If 3MB can’t take out Orton and Sheamus, I don’t know who can. |
After a short commercial break, it’s time for Ziggler vs. Kingston number 675,935. They might as well just make “Greatest Rivalries: Kofi vs. Dolph”. After some short action, Ziggler gets the “W” (as Joseph Park would say) over Kofi, and officially starts his biggest winning streak ever with 3. Kane’s pyro hits and Team Hell No makes their way down to the ramp. Team Hell No challenges Ziggz and Big E for a match, but AJ makes it a title match at WrestleMania. Should be good, but it’s pretty clear that Team Hell No will win. Since the WWE Champion and WrestleMania 29 main eventer, the Rock, is not actually on Raw (again), we get a nice little “please forget that the Rock didn’t show up” video package. The same video package that has played 60 times over the course of the last month.
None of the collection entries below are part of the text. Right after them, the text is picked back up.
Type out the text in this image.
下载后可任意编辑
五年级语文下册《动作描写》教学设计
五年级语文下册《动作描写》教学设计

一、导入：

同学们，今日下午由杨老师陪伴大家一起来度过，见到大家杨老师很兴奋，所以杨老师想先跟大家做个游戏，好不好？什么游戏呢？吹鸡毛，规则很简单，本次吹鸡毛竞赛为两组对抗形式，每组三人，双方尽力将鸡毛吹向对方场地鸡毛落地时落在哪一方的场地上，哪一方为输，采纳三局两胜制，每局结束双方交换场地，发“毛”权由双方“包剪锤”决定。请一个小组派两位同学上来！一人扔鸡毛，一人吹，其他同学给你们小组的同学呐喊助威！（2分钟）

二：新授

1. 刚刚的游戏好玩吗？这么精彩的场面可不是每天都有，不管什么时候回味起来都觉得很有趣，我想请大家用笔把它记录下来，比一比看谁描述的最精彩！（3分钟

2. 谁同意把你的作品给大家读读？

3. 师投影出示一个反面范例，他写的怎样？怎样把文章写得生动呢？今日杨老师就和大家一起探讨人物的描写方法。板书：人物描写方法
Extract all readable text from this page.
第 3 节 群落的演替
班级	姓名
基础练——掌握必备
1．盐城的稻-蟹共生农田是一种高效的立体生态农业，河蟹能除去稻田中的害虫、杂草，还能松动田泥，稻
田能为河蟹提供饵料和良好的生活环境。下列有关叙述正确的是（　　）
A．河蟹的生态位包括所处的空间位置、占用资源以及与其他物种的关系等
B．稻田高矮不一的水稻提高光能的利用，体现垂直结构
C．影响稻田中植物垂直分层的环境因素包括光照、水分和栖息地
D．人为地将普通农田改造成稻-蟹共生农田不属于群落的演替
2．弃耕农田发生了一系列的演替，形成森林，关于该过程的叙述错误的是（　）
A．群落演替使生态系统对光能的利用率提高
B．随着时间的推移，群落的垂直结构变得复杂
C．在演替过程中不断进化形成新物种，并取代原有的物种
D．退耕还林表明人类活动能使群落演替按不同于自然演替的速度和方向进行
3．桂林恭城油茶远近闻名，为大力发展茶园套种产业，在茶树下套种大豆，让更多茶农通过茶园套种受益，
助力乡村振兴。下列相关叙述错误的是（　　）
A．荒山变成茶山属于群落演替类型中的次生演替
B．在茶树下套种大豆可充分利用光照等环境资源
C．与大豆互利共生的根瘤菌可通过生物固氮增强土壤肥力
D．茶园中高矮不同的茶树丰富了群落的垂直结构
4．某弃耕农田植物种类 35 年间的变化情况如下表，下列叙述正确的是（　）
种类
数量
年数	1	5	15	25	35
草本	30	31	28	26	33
2 Raws in a row? I don’t got time for that. |
After a lot of video packages, it’s time for the main event (yes, the main event) IC Triple Threat Match. If I had it my way, I would have Jericho win the title by pinning Miz, setting up Wade vs. Jericho at ‘Mania where Wade would regain the belt, but Miz is probably going to win here. Great match so far. A lot of good action, including a nice spot where Jericho Lionsaulted the Miz while he had Wade in the Figure Four. After Jericho hits Miz with a Codebreaker, Wade and Chris fight over the pin on Miz, but they waste too much time allowing the Miz to recover. After another 5 minutes of great match-yness, Miz catches Jericho with a SCF, but Wade rolls up Miz for the win. Awesome. It’s about time Wade got some credibility. The guy’s a huge talent.
A wild Jericho appears! |
Time for a good old fashioned contract signing! Triple H makes his way to the ring with his leather jacket, which will never be as good as his denim vest leather jacket thing that he used to wear. Paul Heyman comes down to the ring with a group of security guards and no Brock Lesnar. After a very long promo from Heyman, he jokingly says that the stipulation will be that the loser gets Stephanie. Triple H snaps and throws all of the security guards out of the ring and assaults Heyman. He (aggressively) signs the contracts and throws Heyman to the outside, but Brock comes out smashing a chair to the ground. HHH wields his trusty sledgehammer, but Lesnar just smiles and points at the ‘Mania sign. They go to the top of the ramp, where Heyman reveals that the stipulation is a No DQ match, and that Triple H’s career is on the line. Pretty decent Raw when it came to the main event stuff (except the Rock/Cena stuff, because ROCK WASN’T THERE). Still, ‘Mania is looking like it’s going to be pretty good.